STRANGER. [_Bowing._] Yes. I am the Conjurer.
[_There is general laughter, except from_ PATRICIA. _As the others mingle in talk, the_ STRANGER _goes up to her._
STRANGER. [_Very sadly._] I am very sorry I am not a wizard.
PATRICIA. I wish you were a thief instead.
STRANGER. Have I committed a worse crime than thieving?
PATRICIA. You have committed the cruellest crime, I think, that there is.
STRANGER. And what is the cruellest crime?
PATRICIA. Stealing a child's toy.
STRANGER. And what have I stolen?
PATRICIA. A fairy tale.
CURTAIN
ACT II
_The same room lighted more brilliantly an hour later in the evening. On one side a table covered with packs of cards, pyramids, etc., at which the_ CONJURER _in evening dress is standing quietly setting out his tricks. A little more in the foreground the_ DUKE; _and_ HASTINGS _with a number of papers._
HASTINGS. There are only a few small matters. Here are the programmes of the entertainment your Grace wanted. Mr. Carleon wishes to see them very much.
DUKE. Thanks, thanks. [_Takes the programmes._]
HASTINGS. Shall I carry them for your Grace?
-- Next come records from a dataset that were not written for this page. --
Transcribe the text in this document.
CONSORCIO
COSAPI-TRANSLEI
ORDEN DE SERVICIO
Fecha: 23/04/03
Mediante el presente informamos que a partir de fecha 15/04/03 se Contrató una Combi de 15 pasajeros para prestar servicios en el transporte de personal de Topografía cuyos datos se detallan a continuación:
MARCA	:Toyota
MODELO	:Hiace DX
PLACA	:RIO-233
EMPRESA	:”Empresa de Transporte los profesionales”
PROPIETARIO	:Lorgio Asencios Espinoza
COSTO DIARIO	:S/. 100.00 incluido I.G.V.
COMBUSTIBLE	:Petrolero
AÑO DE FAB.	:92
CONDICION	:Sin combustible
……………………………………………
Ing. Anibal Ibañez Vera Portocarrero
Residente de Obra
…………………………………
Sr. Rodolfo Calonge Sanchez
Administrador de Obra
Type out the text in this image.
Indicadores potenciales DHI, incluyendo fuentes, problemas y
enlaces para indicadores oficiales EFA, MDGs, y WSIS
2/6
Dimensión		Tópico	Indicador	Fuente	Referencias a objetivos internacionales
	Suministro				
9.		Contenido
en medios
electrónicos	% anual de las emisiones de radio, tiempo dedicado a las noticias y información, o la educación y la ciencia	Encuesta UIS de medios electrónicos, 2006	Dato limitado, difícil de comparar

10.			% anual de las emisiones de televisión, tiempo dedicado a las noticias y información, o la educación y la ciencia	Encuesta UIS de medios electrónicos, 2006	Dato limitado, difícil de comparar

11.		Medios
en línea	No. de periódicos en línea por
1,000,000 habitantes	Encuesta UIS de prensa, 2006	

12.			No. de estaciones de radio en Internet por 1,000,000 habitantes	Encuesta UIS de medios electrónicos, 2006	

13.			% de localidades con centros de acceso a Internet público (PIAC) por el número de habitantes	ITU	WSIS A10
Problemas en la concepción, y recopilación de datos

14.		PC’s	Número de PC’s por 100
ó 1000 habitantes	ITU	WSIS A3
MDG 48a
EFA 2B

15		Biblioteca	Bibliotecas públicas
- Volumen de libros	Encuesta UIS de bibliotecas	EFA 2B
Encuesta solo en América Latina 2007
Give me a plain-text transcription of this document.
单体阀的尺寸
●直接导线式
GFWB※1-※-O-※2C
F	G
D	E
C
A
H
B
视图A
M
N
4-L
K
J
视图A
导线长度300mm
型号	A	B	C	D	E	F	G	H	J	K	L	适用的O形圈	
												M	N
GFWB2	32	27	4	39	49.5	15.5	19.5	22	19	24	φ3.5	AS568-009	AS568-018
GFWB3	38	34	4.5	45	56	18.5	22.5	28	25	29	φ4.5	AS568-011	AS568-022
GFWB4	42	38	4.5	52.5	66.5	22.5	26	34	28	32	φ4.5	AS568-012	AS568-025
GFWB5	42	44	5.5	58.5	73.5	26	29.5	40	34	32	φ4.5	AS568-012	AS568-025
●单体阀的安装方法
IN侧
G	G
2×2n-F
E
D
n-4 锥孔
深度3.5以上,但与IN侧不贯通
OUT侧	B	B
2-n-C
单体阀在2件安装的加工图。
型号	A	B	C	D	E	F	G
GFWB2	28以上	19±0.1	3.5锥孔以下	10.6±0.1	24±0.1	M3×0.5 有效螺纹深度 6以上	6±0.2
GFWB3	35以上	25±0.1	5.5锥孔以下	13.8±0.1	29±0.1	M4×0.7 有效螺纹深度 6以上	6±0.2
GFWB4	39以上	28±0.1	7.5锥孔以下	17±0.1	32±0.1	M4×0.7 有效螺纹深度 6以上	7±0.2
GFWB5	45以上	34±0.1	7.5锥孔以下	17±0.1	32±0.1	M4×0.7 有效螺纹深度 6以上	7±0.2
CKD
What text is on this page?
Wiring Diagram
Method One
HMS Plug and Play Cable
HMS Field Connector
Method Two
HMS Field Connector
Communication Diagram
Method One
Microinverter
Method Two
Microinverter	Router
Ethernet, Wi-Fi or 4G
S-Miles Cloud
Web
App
DUKE. No, no; I shan't forget, I shan't forget. Why, you've no idea how businesslike I am. We have to be, you know. [_Vaguely._] I know you're a bit of a Socialist; but I assure you there's a good deal to do--stake in the country, and all that. Look at remembering faces now! The King never forgets faces. [_Waves the programmes about._] I never forget faces. [_Catches sight of the_ CONJURER _and genially draws him into the discussion._] Why, the Professor here who performs before the King [_puts down the programmes_]--you see it on the caravans, you know--performs before the King almost every night, I suppose....
CONJURER. [_Smiling._] I sometimes let his Majesty have an evening off. And turn my attention, of course, to the very highest nobility. But naturally I have performed before every sovereign potentate, white and black. There never was a conjurer who hadn't.
DUKE. That's right, that's right! And you'll say with me that the great business for a King is remembering people?
CONJURER. I should say it was remembering which people to remember.
DUKE. Well, well, now.... [_Looks round rather wildly for something._] Being really businesslike....
HASTINGS. Shall I take the programmes for your Grace?
DUKE. [_Picking them up._] No, no, I shan't forget. Is there anything else?
HASTINGS. I have to go down the village about the wire to Stratford. The only other thing at all urgent is the Militant Vegetarians.
DUKE. Ah! The Militant Vegetarians! You've heard of them, I'm sure. Won't obey the law [_to the_ CONJURER] so long as the Government serves out meat.
CONJURER. Let them be comforted. There are a good many people who don't get much meat.
DUKE. Well, well, I'm bound to say they're very enthusiastic. Advanced, too--oh, certainly advanced. Like Joan of Arc.